If the NHS were to base the weighted list on deprivation, we would be paid a lot more than average. Although deprivation is a fairer way of measuring work load, the NHS in Essex chooses to ignore it, because they want to pay GP’s less. Then they brag about making savings. In reality they have robbed GP’s of money they have earned fairly. Nationwide, the NHS has recently announced that deprivation will not be used to calculate the weighted list till 2015. In the interval, my practice will have been well robbed by the NHS.
Let’s look at extended hours. Mr Brown, very much in the news for underhanded tactics, forced GP’s to do extended hours, that is evening clinics, by taking away some £7,500.00 from the average practice unless GP’s offered ½ hour, during out of hours, of consultations per week for every 1000 on their list. This is forced labour. But he got away with his underhanded tactics. I have recently calculated that by working from 06:30 pm till 8:00 pm, I am making about £30.00/hour. Get a plumber to work for that rate after hours!

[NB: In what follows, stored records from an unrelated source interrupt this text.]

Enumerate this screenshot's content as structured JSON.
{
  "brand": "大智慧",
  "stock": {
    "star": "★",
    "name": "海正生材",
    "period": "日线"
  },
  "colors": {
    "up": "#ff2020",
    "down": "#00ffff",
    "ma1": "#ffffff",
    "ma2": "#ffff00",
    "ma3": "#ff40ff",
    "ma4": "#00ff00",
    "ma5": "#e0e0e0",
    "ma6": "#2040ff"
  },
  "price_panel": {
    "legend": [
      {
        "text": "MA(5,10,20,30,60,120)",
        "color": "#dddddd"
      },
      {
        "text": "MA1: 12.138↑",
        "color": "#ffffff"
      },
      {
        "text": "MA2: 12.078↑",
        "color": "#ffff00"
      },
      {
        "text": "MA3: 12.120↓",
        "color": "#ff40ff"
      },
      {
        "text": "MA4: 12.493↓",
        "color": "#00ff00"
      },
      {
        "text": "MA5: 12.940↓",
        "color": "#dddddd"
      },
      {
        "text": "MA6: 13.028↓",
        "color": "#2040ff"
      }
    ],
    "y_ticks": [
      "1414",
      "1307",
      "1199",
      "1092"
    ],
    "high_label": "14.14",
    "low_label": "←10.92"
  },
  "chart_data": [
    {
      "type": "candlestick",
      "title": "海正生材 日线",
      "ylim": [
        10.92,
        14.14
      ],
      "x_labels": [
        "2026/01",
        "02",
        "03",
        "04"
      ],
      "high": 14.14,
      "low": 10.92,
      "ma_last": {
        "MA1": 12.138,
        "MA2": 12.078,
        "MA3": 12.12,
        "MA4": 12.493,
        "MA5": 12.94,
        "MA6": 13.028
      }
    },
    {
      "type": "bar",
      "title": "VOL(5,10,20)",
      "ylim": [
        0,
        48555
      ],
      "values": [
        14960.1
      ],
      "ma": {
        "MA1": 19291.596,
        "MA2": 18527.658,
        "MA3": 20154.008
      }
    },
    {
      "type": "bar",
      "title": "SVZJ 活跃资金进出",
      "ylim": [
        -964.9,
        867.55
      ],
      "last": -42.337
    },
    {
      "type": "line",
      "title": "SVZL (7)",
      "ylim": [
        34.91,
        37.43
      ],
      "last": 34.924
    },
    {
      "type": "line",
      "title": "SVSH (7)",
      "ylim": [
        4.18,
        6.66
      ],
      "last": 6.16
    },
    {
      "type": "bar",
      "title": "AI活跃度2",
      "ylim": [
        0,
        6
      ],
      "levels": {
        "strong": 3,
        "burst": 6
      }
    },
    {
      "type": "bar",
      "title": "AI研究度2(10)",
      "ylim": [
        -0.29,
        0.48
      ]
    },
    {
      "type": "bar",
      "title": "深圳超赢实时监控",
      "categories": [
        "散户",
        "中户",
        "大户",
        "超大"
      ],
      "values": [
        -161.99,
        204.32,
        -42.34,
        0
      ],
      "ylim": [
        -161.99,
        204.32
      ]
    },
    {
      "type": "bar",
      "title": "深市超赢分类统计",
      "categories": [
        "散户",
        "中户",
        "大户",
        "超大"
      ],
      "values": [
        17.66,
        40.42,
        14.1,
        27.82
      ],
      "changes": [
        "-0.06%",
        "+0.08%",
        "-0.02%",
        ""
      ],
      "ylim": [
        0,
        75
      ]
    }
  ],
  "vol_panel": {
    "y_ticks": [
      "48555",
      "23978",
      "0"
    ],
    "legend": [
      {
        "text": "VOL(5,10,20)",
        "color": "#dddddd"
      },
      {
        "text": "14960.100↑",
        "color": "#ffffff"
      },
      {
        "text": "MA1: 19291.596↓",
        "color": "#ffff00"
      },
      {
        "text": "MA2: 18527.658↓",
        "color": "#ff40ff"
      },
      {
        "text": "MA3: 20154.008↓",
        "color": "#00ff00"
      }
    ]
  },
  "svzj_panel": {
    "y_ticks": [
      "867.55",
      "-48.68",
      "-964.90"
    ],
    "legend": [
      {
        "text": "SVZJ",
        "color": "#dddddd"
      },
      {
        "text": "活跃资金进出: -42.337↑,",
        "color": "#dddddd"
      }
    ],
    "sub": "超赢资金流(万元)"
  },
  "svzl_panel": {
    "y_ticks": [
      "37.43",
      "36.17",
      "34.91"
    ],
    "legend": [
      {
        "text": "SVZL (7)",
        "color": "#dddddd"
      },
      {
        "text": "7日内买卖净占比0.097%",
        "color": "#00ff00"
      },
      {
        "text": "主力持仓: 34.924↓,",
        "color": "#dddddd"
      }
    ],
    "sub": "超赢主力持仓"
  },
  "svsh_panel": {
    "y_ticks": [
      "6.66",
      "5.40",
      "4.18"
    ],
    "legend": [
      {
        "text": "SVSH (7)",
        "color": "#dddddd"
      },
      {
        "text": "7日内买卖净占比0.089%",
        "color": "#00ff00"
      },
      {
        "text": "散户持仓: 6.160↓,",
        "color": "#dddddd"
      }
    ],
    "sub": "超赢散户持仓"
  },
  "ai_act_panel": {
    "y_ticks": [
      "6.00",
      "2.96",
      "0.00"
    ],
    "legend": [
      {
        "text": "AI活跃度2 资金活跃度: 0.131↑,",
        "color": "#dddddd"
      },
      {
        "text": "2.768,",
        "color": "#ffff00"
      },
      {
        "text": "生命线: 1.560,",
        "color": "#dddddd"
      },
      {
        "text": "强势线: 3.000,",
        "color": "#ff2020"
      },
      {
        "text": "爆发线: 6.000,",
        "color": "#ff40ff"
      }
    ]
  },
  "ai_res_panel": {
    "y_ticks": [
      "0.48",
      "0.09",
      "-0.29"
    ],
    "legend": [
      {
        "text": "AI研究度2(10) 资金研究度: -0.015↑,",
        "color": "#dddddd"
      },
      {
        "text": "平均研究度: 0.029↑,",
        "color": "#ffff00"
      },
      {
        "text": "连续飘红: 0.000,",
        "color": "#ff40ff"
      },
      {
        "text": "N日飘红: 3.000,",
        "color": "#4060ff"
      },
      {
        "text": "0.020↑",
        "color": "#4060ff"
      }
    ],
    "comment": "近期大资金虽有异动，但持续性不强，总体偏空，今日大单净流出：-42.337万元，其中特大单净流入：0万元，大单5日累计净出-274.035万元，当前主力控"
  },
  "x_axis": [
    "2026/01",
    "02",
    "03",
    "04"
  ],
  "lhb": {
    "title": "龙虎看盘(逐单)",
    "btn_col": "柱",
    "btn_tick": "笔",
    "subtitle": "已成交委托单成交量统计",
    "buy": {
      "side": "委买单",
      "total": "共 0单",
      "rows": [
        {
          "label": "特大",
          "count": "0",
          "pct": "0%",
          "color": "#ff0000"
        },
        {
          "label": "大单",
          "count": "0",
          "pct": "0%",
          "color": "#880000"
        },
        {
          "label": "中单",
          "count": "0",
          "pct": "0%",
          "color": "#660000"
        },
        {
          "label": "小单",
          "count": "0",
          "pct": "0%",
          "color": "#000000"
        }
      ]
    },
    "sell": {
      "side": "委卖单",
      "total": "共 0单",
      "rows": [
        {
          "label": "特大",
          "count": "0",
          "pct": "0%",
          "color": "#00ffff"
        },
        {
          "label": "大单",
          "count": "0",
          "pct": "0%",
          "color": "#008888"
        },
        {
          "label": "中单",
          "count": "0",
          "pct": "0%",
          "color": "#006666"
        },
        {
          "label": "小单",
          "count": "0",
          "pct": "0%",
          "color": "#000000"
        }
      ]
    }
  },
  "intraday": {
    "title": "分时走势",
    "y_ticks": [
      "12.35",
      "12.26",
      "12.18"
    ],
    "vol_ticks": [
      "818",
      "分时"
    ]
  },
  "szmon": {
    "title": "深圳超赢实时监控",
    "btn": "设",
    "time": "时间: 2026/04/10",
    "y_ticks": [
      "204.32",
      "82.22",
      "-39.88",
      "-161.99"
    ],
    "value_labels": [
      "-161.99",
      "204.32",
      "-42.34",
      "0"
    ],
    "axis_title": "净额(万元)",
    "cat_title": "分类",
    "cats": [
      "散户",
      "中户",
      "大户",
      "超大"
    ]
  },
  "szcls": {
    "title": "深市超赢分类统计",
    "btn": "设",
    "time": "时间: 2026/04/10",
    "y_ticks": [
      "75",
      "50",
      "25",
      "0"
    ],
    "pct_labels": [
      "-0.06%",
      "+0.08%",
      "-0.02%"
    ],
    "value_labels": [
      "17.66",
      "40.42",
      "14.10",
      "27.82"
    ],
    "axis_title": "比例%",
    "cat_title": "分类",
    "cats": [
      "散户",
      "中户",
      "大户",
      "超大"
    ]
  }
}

Talk about cheap labour! Look at phlebotomy (taking blood samples for laboratory tests), a service we have offered in general practice for almost 2-3 years now. The NHS pays my practice £ 1.60 /blood samples taken and spun. A nursing hour costs the practice about £22.00. In one hour, a nurse can take 8 samples of blood. Assuming all patients attend their appointments, this equates to £2.75 per sample taken. Assuming half the patients do not turn up, this amounts to a cost to the practice of £5.5/patient, which adds up to an average of £4.12. In other words, the NHS pays my practice less than % 40.00 of the actual nursing costs incurred, let alone handling/processing costs. Is it my mission in life as a GP to fund the NHS?!
Besides, GP’s have only just had the first uplift to their contract value in eight years. For all these years we have had to increase our staff pay, take on their superannuation, absorb the increase in NI employer’s contributions and the additional telephone and energy bills, without any increase in practice income. As the BMA has recently reminded the government, investment in General practice has declined by £400M over the last few years. All the while the NHS has got more and more and more out of GP’s. We are not far from the snapping point, which will be the topic of my next blog.
The NHS is not the victim, but the offender. It is not the robbed, it is the robber. There are cheats in every profession, including General Practice. However, on balance it is the NHS who cheats GP’s, not the other way round, not by a long shot. Worse still, whilst a handful of GP’s cheat secretly, the NHS cheats GP’s openly and brazenly by unfair exploitative policies only fit for the age of slavery.